Механизм действия монтелукаста при АР

Антагонисты лейкотриеновых рецепторов — сравнительно новая группа препаратов, эффективность которых подтверждена для многих заболеваний с аллергическим компонентом. Общим для лекарственных средств данной группы является угнетение лейкотриенов, участвующих в формировании воспалительных реакций, однако достигается это разными способами: прямым блокированием 5-липооксигеназы (зилеутон) либо блокированием рецепторов лейкотриена 1-го подтипа — цистеинил-лейкотриены (CysLT) 1 (монтелукаст, зафирлукаст) (Montuschi P., 2010).

Как известно, CysLT играют важную роль в патогенезе не только БА, но и АР, поскольку синтезируются и высвобождаются клетками, непосредственно запускающими мукозное воспаление при АР. Показано, что ферменты, синтезирующие CysLT, такие как 5-липооксигенеаза, белок, активирующий 5-липооксигеназу, и LTC4-синтетаза, присутствуют в назальном секрете пациентов с сезонным АР. В большом количестве эти протеины экспрессированы эозинофилами и мононуклеарными клетками, при этом только 30% тучных клеток и базофилов экспрессировали указанные ферменты (Figueroa D.J. et al., 2003). Следует отметить, что большинство клеток, секретирующих CysLT, также экспрессируют рецепторы CysLT1, что предполагает наличие ауторегуляторного механизма (Peters-Golden M. et al., 2006) (табл. 1).

Таблица 1 Клетки, экспрессирующие рецептор CysLT1 и синтезирующие CysLT (модифицировано по: Peters-Golden M. et al., 2006)

По всей видимости, CysLT воздействуют на многие звенья клеточного воспаления при АР, включая гемопоэз, миграцию лейкоцитов из костного мозга, адгезию к стенкам посткапиллярных венул, трансэндотелиальную миграцию и хемоаттракцию, выживание и активацию эозинофилов и других провоспалительных клеток. Причем эффекты монтелукаста прослеживаются относительно большинства из перечисленных звеньев (Peters-Golden M. et al., 2006).

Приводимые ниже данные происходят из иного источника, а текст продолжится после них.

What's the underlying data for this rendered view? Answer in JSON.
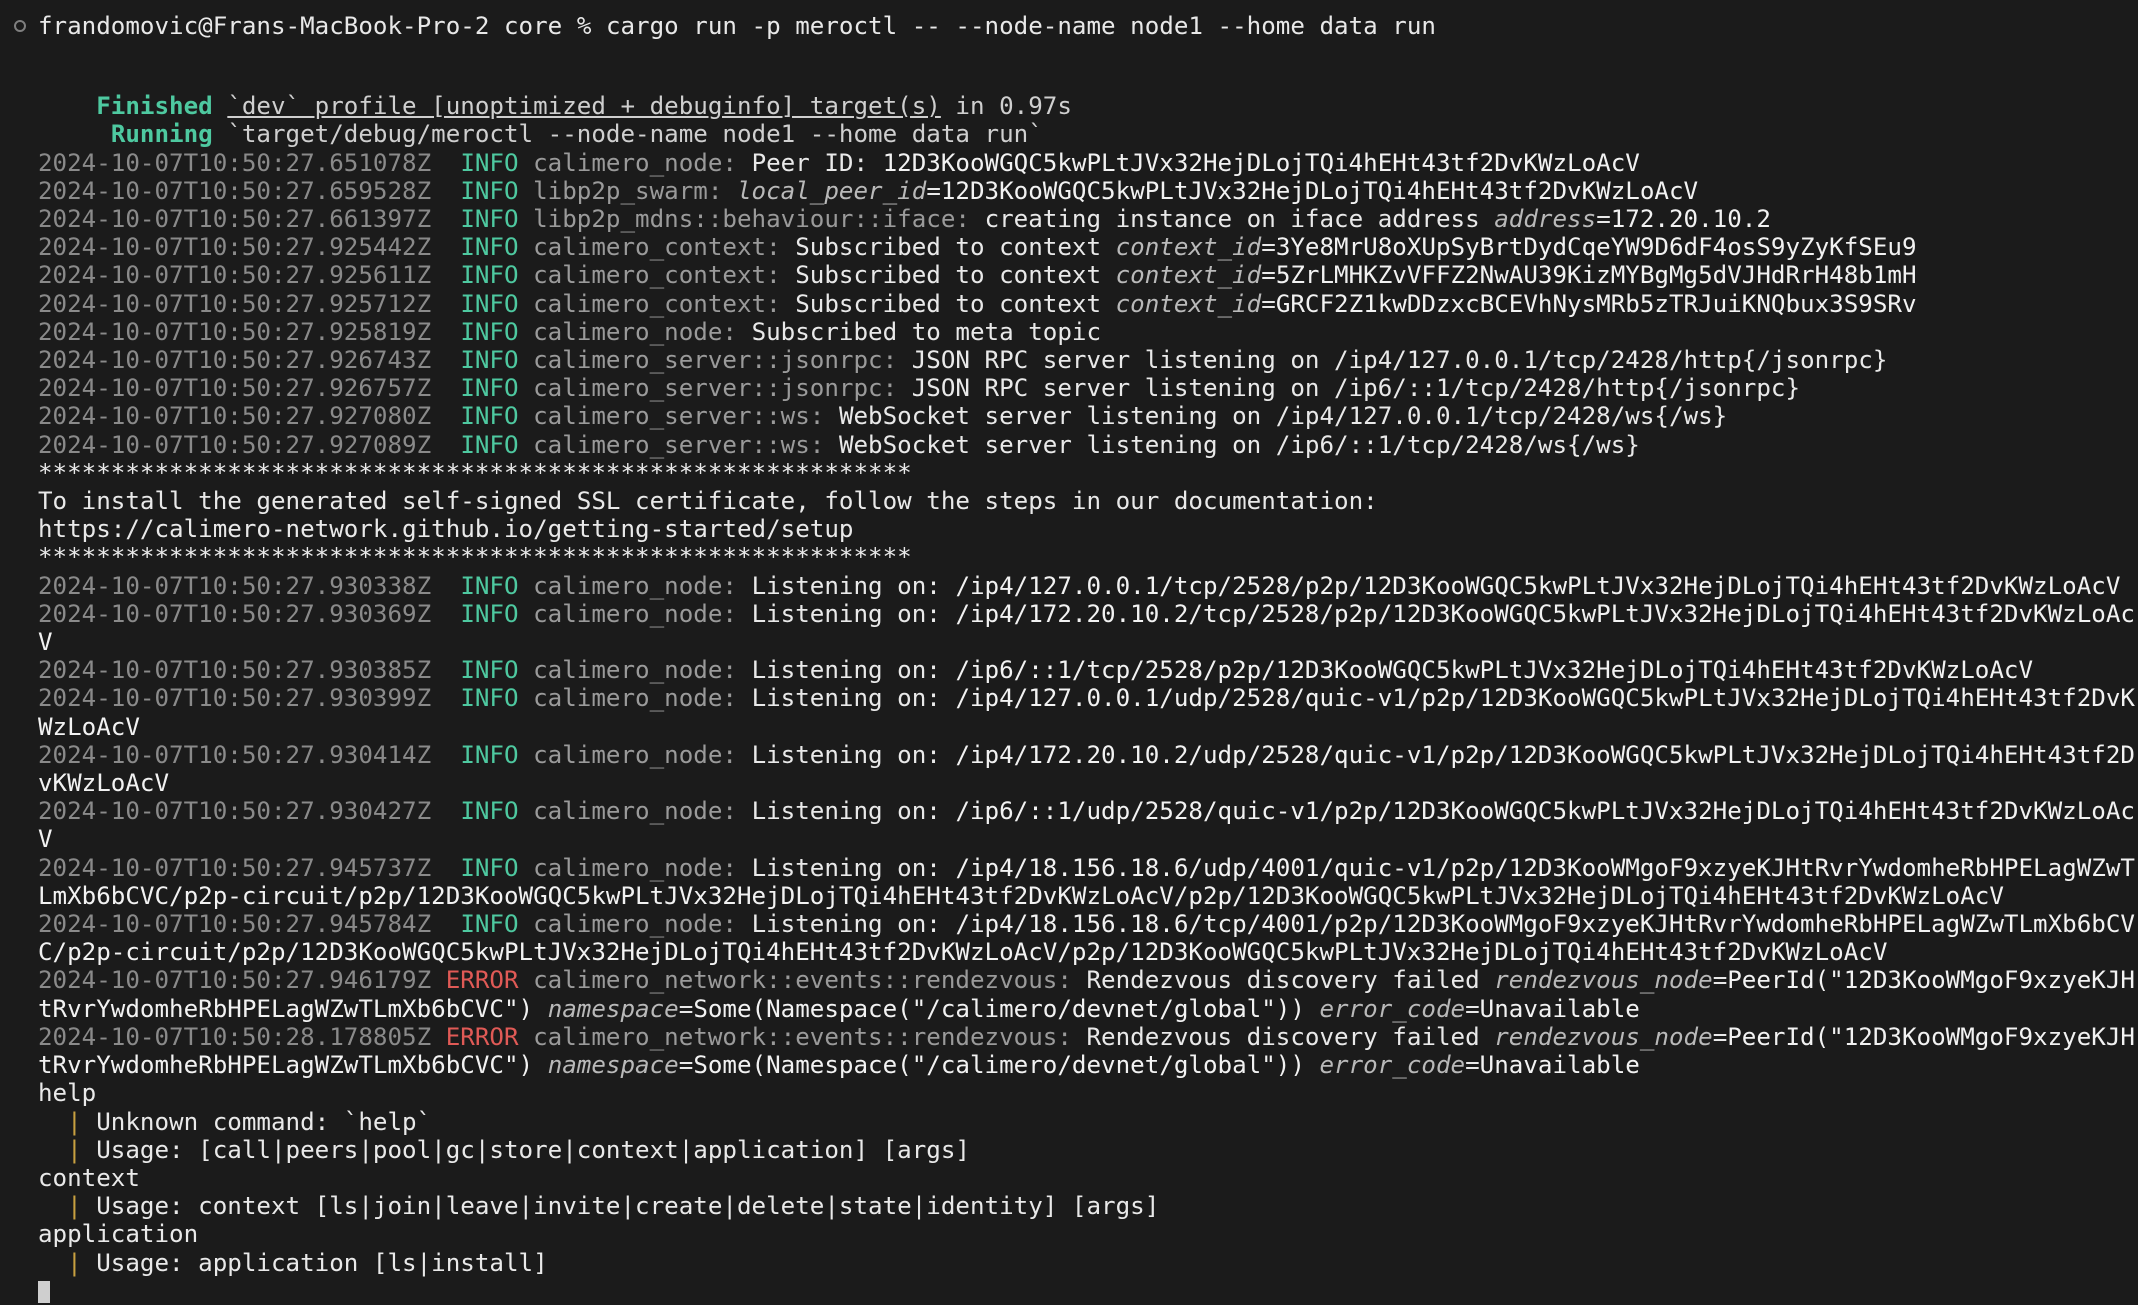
{
  "terminal": {
    "background": "#1b1b1b",
    "foreground": "#d6d6d6",
    "colors": {
      "timestamp": "#8a8a8a",
      "info": "#4ec9a0",
      "error": "#e05a56",
      "module": "#9a9a9a",
      "message": "#e9e9e9",
      "field_name": "#b9b9b9",
      "field_value": "#f2f2f2",
      "success_label": "#4ec9a0",
      "pipe_marker": "#c8a040"
    }
  },
  "prompt": {
    "dot_icon": "status-dot-icon",
    "user_host": "frandomovic@Frans-MacBook-Pro-2",
    "cwd": "core",
    "symbol": "%",
    "command": "cargo run -p meroctl -- --node-name node1 --home data run"
  },
  "cargo": {
    "finished_label": "Finished",
    "finished_text": "`dev` profile [unoptimized + debuginfo] target(s)",
    "finished_tail": " in 0.97s",
    "running_label": "Running",
    "running_text": "`target/debug/meroctl --node-name node1 --home data run`"
  },
  "ids": {
    "peer_id": "12D3KooWGQC5kwPLtJVx32HejDLojTQi4hEHt43tf2DvKWzLoAcV",
    "relay_peer_id": "12D3KooWMgoF9xzyeKJHtRvrYwdomheRbHPELagWZwTLmXb6bCVC",
    "iface_address": "172.20.10.2",
    "context_id_1": "3Ye8MrU8oXUpSyBrtDydCqeYW9D6dF4osS9yZyKfSEu9",
    "context_id_2": "5ZrLMHKZvVFFZ2NwAU39KizMYBgMg5dVJHdRrH48b1mH",
    "context_id_3": "GRCF2Z1kwDDzxcBCEVhNysMRb5zTRJuiKNQbux3S9SRv"
  },
  "logs": [
    {
      "ts": "2024-10-07T10:50:27.651078Z",
      "level": "INFO",
      "module": "calimero_node:",
      "msg": "Peer ID: ",
      "value": "12D3KooWGQC5kwPLtJVx32HejDLojTQi4hEHt43tf2DvKWzLoAcV"
    },
    {
      "ts": "2024-10-07T10:50:27.659528Z",
      "level": "INFO",
      "module": "libp2p_swarm:",
      "msg": "",
      "field": "local_peer_id",
      "value": "12D3KooWGQC5kwPLtJVx32HejDLojTQi4hEHt43tf2DvKWzLoAcV"
    },
    {
      "ts": "2024-10-07T10:50:27.661397Z",
      "level": "INFO",
      "module": "libp2p_mdns::behaviour::iface:",
      "msg": "creating instance on iface address ",
      "field": "address",
      "value": "172.20.10.2"
    },
    {
      "ts": "2024-10-07T10:50:27.925442Z",
      "level": "INFO",
      "module": "calimero_context:",
      "msg": "Subscribed to context ",
      "field": "context_id",
      "value": "3Ye8MrU8oXUpSyBrtDydCqeYW9D6dF4osS9yZyKfSEu9"
    },
    {
      "ts": "2024-10-07T10:50:27.925611Z",
      "level": "INFO",
      "module": "calimero_context:",
      "msg": "Subscribed to context ",
      "field": "context_id",
      "value": "5ZrLMHKZvVFFZ2NwAU39KizMYBgMg5dVJHdRrH48b1mH"
    },
    {
      "ts": "2024-10-07T10:50:27.925712Z",
      "level": "INFO",
      "module": "calimero_context:",
      "msg": "Subscribed to context ",
      "field": "context_id",
      "value": "GRCF2Z1kwDDzxcBCEVhNysMRb5zTRJuiKNQbux3S9SRv"
    },
    {
      "ts": "2024-10-07T10:50:27.925819Z",
      "level": "INFO",
      "module": "calimero_node:",
      "msg": "Subscribed to meta topic"
    },
    {
      "ts": "2024-10-07T10:50:27.926743Z",
      "level": "INFO",
      "module": "calimero_server::jsonrpc:",
      "msg": "JSON RPC server listening on /ip4/127.0.0.1/tcp/2428/http{/jsonrpc}"
    },
    {
      "ts": "2024-10-07T10:50:27.926757Z",
      "level": "INFO",
      "module": "calimero_server::jsonrpc:",
      "msg": "JSON RPC server listening on /ip6/::1/tcp/2428/http{/jsonrpc}"
    },
    {
      "ts": "2024-10-07T10:50:27.927080Z",
      "level": "INFO",
      "module": "calimero_server::ws:",
      "msg": "WebSocket server listening on /ip4/127.0.0.1/tcp/2428/ws{/ws}"
    },
    {
      "ts": "2024-10-07T10:50:27.927089Z",
      "level": "INFO",
      "module": "calimero_server::ws:",
      "msg": "WebSocket server listening on /ip6/::1/tcp/2428/ws{/ws}"
    }
  ],
  "ssl_notice": {
    "divider": "************************************************************",
    "text": "To install the generated self-signed SSL certificate, follow the steps in our documentation:",
    "url": "https://calimero-network.github.io/getting-started/setup"
  },
  "listening": [
    {
      "ts": "2024-10-07T10:50:27.930338Z",
      "level": "INFO",
      "module": "calimero_node:",
      "msg": "Listening on: ",
      "addr": "/ip4/127.0.0.1/tcp/2528/p2p/12D3KooWGQC5kwPLtJVx32HejDLojTQi4hEHt43tf2DvKWzLoAcV"
    },
    {
      "ts": "2024-10-07T10:50:27.930369Z",
      "level": "INFO",
      "module": "calimero_node:",
      "msg": "Listening on: ",
      "addr": "/ip4/172.20.10.2/tcp/2528/p2p/12D3KooWGQC5kwPLtJVx32HejDLojTQi4hEHt43tf2DvKWzLoAcV"
    },
    {
      "ts": "2024-10-07T10:50:27.930385Z",
      "level": "INFO",
      "module": "calimero_node:",
      "msg": "Listening on: ",
      "addr": "/ip6/::1/tcp/2528/p2p/12D3KooWGQC5kwPLtJVx32HejDLojTQi4hEHt43tf2DvKWzLoAcV"
    },
    {
      "ts": "2024-10-07T10:50:27.930399Z",
      "level": "INFO",
      "module": "calimero_node:",
      "msg": "Listening on: ",
      "addr": "/ip4/127.0.0.1/udp/2528/quic-v1/p2p/12D3KooWGQC5kwPLtJVx32HejDLojTQi4hEHt43tf2DvKWzLoAcV"
    },
    {
      "ts": "2024-10-07T10:50:27.930414Z",
      "level": "INFO",
      "module": "calimero_node:",
      "msg": "Listening on: ",
      "addr": "/ip4/172.20.10.2/udp/2528/quic-v1/p2p/12D3KooWGQC5kwPLtJVx32HejDLojTQi4hEHt43tf2DvKWzLoAcV"
    },
    {
      "ts": "2024-10-07T10:50:27.930427Z",
      "level": "INFO",
      "module": "calimero_node:",
      "msg": "Listening on: ",
      "addr": "/ip6/::1/udp/2528/quic-v1/p2p/12D3KooWGQC5kwPLtJVx32HejDLojTQi4hEHt43tf2DvKWzLoAcV"
    },
    {
      "ts": "2024-10-07T10:50:27.945737Z",
      "level": "INFO",
      "module": "calimero_node:",
      "msg": "Listening on: ",
      "addr": "/ip4/18.156.18.6/udp/4001/quic-v1/p2p/12D3KooWMgoF9xzyeKJHtRvrYwdomheRbHPELagWZwTLmXb6bCVC/p2p-circuit/p2p/12D3KooWGQC5kwPLtJVx32HejDLojTQi4hEHt43tf2DvKWzLoAcV/p2p/12D3KooWGQC5kwPLtJVx32HejDLojTQi4hEHt43tf2DvKWzLoAcV"
    },
    {
      "ts": "2024-10-07T10:50:27.945784Z",
      "level": "INFO",
      "module": "calimero_node:",
      "msg": "Listening on: ",
      "addr": "/ip4/18.156.18.6/tcp/4001/p2p/12D3KooWMgoF9xzyeKJHtRvrYwdomheRbHPELagWZwTLmXb6bCVC/p2p-circuit/p2p/12D3KooWGQC5kwPLtJVx32HejDLojTQi4hEHt43tf2DvKWzLoAcV/p2p/12D3KooWGQC5kwPLtJVx32HejDLojTQi4hEHt43tf2DvKWzLoAcV"
    }
  ],
  "errors": [
    {
      "ts": "2024-10-07T10:50:27.946179Z",
      "level": "ERROR",
      "module": "calimero_network::events::rendezvous:",
      "msg": "Rendezvous discovery failed ",
      "field1": "rendezvous_node",
      "val1": "PeerId(\"12D3KooWMgoF9xzyeKJHtRvrYwdomheRbHPELagWZwTLmXb6bCVC\")",
      "field2": "namespace",
      "val2": "Some(Namespace(\"/calimero/devnet/global\"))",
      "field3": "error_code",
      "val3": "Unavailable"
    },
    {
      "ts": "2024-10-07T10:50:28.178805Z",
      "level": "ERROR",
      "module": "calimero_network::events::rendezvous:",
      "msg": "Rendezvous discovery failed ",
      "field1": "rendezvous_node",
      "val1": "PeerId(\"12D3KooWMgoF9xzyeKJHtRvrYwdomheRbHPELagWZwTLmXb6bCVC\")",
      "field2": "namespace",
      "val2": "Some(Namespace(\"/calimero/devnet/global\"))",
      "field3": "error_code",
      "val3": "Unavailable"
    }
  ],
  "repl": [
    {
      "input": "help",
      "lines": [
        "Unknown command: `help`",
        "Usage: [call|peers|pool|gc|store|context|application] [args]"
      ]
    },
    {
      "input": "context",
      "lines": [
        "Usage: context [ls|join|leave|invite|create|delete|state|identity] [args]"
      ]
    },
    {
      "input": "application",
      "lines": [
        "Usage: application [ls|install]"
      ]
    }
  ],
  "cursor": {
    "visible": true
  }
}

Например, адгезия лейкоцитов к стенке посткапиллярных венул является первым шагом к миграции в назальную ткань. Адгезивные молекулы экспрессируются назальным эндотелием пациентов с АР в первые 24 ч после контакта с аллергеном. CysLT способствуют лейкоцитарной адгезии путем повышения экспресии адгезивных молекул. В то же время показано, что монтелукаст угнетает CysLT- индуцированную лейкоцитарную адгезию и экспрессию адгезивных молекул (Fregonese L. et al., 2002; Peters-Golden M. et al., 2006). CysLT также являются прямыми хемоаттрактантами для эозинофилов и способствуют их миграции через стенку сосудов in vivo и in vitro. Монтелукаст угнетает данный феномен, причем такая взаимосвязь зависит от дозы препарата (Spada C.S. et al., 1994; Virchow J.C. et al., 2001; Peter-Golden M. et al., 2006). Кроме того, антагонисты лейкотриеновых рецепторов также снижают выживаемость эозинофилов и угнетают выработку ими провоспалительных медиаторов (Wang D. et al., 1994; Volovitz B. et al., 1999; Lee E. et al., 2000; Becler K. et al., 2002) (табл. 2).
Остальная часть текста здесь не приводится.